Microbial food webs are maintained by complex flows of carbon, nutrients and biochemical compounds that cannot be fully quantified by measurements. Inverse modelling was introduced to biological oceanography and microbial ecology in the late 1980s as a way to reconstruct complete flow networks from incomplete information. The reconstructed flow network is the simplest among all plausible configurations. In other words, it is the flow network that contains no more structure than is required to explain the data. This parsimony principle has implications for the reconstructed microbial interactions that are not always realistic. This lecture will review new approaches to counter adverse effects of the parsimony principle and possible approaches to replace it completely. At this time it appears that parsimony will remain an integral part of inverse analysis but recent improvements in inverse modelling promise to decrease its impact on the results.

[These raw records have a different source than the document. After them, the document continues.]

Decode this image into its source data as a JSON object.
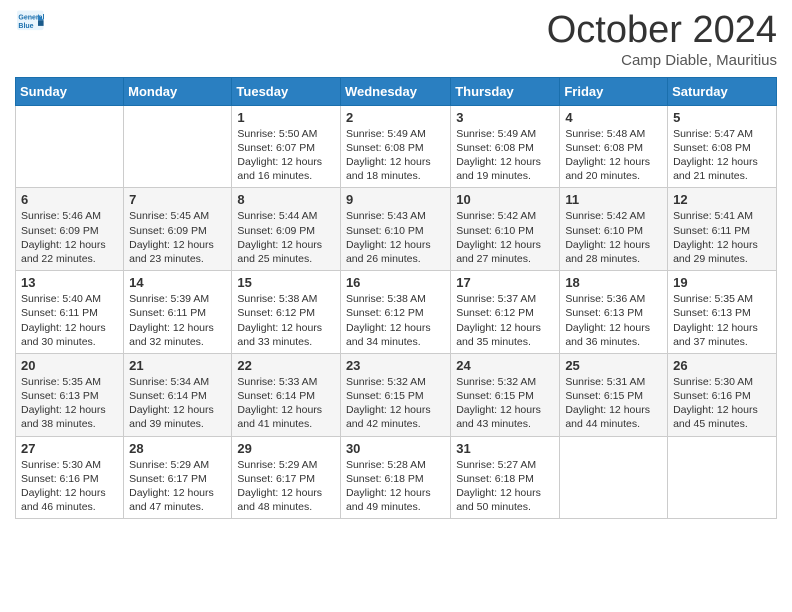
{
  "header": {
    "logo_line1": "General",
    "logo_line2": "Blue",
    "month": "October 2024",
    "location": "Camp Diable, Mauritius"
  },
  "days_of_week": [
    "Sunday",
    "Monday",
    "Tuesday",
    "Wednesday",
    "Thursday",
    "Friday",
    "Saturday"
  ],
  "weeks": [
    [
      {
        "day": "",
        "info": ""
      },
      {
        "day": "",
        "info": ""
      },
      {
        "day": "1",
        "info": "Sunrise: 5:50 AM\nSunset: 6:07 PM\nDaylight: 12 hours and 16 minutes."
      },
      {
        "day": "2",
        "info": "Sunrise: 5:49 AM\nSunset: 6:08 PM\nDaylight: 12 hours and 18 minutes."
      },
      {
        "day": "3",
        "info": "Sunrise: 5:49 AM\nSunset: 6:08 PM\nDaylight: 12 hours and 19 minutes."
      },
      {
        "day": "4",
        "info": "Sunrise: 5:48 AM\nSunset: 6:08 PM\nDaylight: 12 hours and 20 minutes."
      },
      {
        "day": "5",
        "info": "Sunrise: 5:47 AM\nSunset: 6:08 PM\nDaylight: 12 hours and 21 minutes."
      }
    ],
    [
      {
        "day": "6",
        "info": "Sunrise: 5:46 AM\nSunset: 6:09 PM\nDaylight: 12 hours and 22 minutes."
      },
      {
        "day": "7",
        "info": "Sunrise: 5:45 AM\nSunset: 6:09 PM\nDaylight: 12 hours and 23 minutes."
      },
      {
        "day": "8",
        "info": "Sunrise: 5:44 AM\nSunset: 6:09 PM\nDaylight: 12 hours and 25 minutes."
      },
      {
        "day": "9",
        "info": "Sunrise: 5:43 AM\nSunset: 6:10 PM\nDaylight: 12 hours and 26 minutes."
      },
      {
        "day": "10",
        "info": "Sunrise: 5:42 AM\nSunset: 6:10 PM\nDaylight: 12 hours and 27 minutes."
      },
      {
        "day": "11",
        "info": "Sunrise: 5:42 AM\nSunset: 6:10 PM\nDaylight: 12 hours and 28 minutes."
      },
      {
        "day": "12",
        "info": "Sunrise: 5:41 AM\nSunset: 6:11 PM\nDaylight: 12 hours and 29 minutes."
      }
    ],
    [
      {
        "day": "13",
        "info": "Sunrise: 5:40 AM\nSunset: 6:11 PM\nDaylight: 12 hours and 30 minutes."
      },
      {
        "day": "14",
        "info": "Sunrise: 5:39 AM\nSunset: 6:11 PM\nDaylight: 12 hours and 32 minutes."
      },
      {
        "day": "15",
        "info": "Sunrise: 5:38 AM\nSunset: 6:12 PM\nDaylight: 12 hours and 33 minutes."
      },
      {
        "day": "16",
        "info": "Sunrise: 5:38 AM\nSunset: 6:12 PM\nDaylight: 12 hours and 34 minutes."
      },
      {
        "day": "17",
        "info": "Sunrise: 5:37 AM\nSunset: 6:12 PM\nDaylight: 12 hours and 35 minutes."
      },
      {
        "day": "18",
        "info": "Sunrise: 5:36 AM\nSunset: 6:13 PM\nDaylight: 12 hours and 36 minutes."
      },
      {
        "day": "19",
        "info": "Sunrise: 5:35 AM\nSunset: 6:13 PM\nDaylight: 12 hours and 37 minutes."
      }
    ],
    [
      {
        "day": "20",
        "info": "Sunrise: 5:35 AM\nSunset: 6:13 PM\nDaylight: 12 hours and 38 minutes."
      },
      {
        "day": "21",
        "info": "Sunrise: 5:34 AM\nSunset: 6:14 PM\nDaylight: 12 hours and 39 minutes."
      },
      {
        "day": "22",
        "info": "Sunrise: 5:33 AM\nSunset: 6:14 PM\nDaylight: 12 hours and 41 minutes."
      },
      {
        "day": "23",
        "info": "Sunrise: 5:32 AM\nSunset: 6:15 PM\nDaylight: 12 hours and 42 minutes."
      },
      {
        "day": "24",
        "info": "Sunrise: 5:32 AM\nSunset: 6:15 PM\nDaylight: 12 hours and 43 minutes."
      },
      {
        "day": "25",
        "info": "Sunrise: 5:31 AM\nSunset: 6:15 PM\nDaylight: 12 hours and 44 minutes."
      },
      {
        "day": "26",
        "info": "Sunrise: 5:30 AM\nSunset: 6:16 PM\nDaylight: 12 hours and 45 minutes."
      }
    ],
    [
      {
        "day": "27",
        "info": "Sunrise: 5:30 AM\nSunset: 6:16 PM\nDaylight: 12 hours and 46 minutes."
      },
      {
        "day": "28",
        "info": "Sunrise: 5:29 AM\nSunset: 6:17 PM\nDaylight: 12 hours and 47 minutes."
      },
      {
        "day": "29",
        "info": "Sunrise: 5:29 AM\nSunset: 6:17 PM\nDaylight: 12 hours and 48 minutes."
      },
      {
        "day": "30",
        "info": "Sunrise: 5:28 AM\nSunset: 6:18 PM\nDaylight: 12 hours and 49 minutes."
      },
      {
        "day": "31",
        "info": "Sunrise: 5:27 AM\nSunset: 6:18 PM\nDaylight: 12 hours and 50 minutes."
      },
      {
        "day": "",
        "info": ""
      },
      {
        "day": "",
        "info": ""
      }
    ]
  ]
}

The Role of Turbulence and Small Scale Processes

For planktonic organisms, nearly all important life processes are governed by an encounter rate. For instance, growth, reproduction, and mortality are closely linked to an individual's encounter with food, mates, and predators respectively. Understanding the distribution of resources on scales relevant for individual organisms, and how they locate and exploit these resources is central to understanding how marine ecosystems function. At these scales, the dispersion of material is controlled by molecular diffusion, turbulent straining and Richardson's law. That is, the landscape experienced by plankton (i.e. chemical patches, detrital aggregates and other organisms) is strongly controlled by small scale physics. Lagrangian models of planktonic interactions can be built up by examining (i) their small scale physical environment, (ii) their motility and behaviour, and (iii) their sensory ability in remotely detecting each other and patchily distributed resources. As an example, many aquatic organisms - from bacteria to crustaceans - use chemical plumes released by sinking particulate organic material either directly as a food source or as a signal to find potential food items (marine snow aggregates, fecal pellets). This interaction is important as it determines where, how fast and to what degree sinking detrital material is demineralised in the water column; a pivotal process in determining the vertical carbon flux in the ocean. This example highlights the interplay of abiotic aspects of the environment, in particular turbulence, with the sensory ability and motile behaviour of planktonic organisms.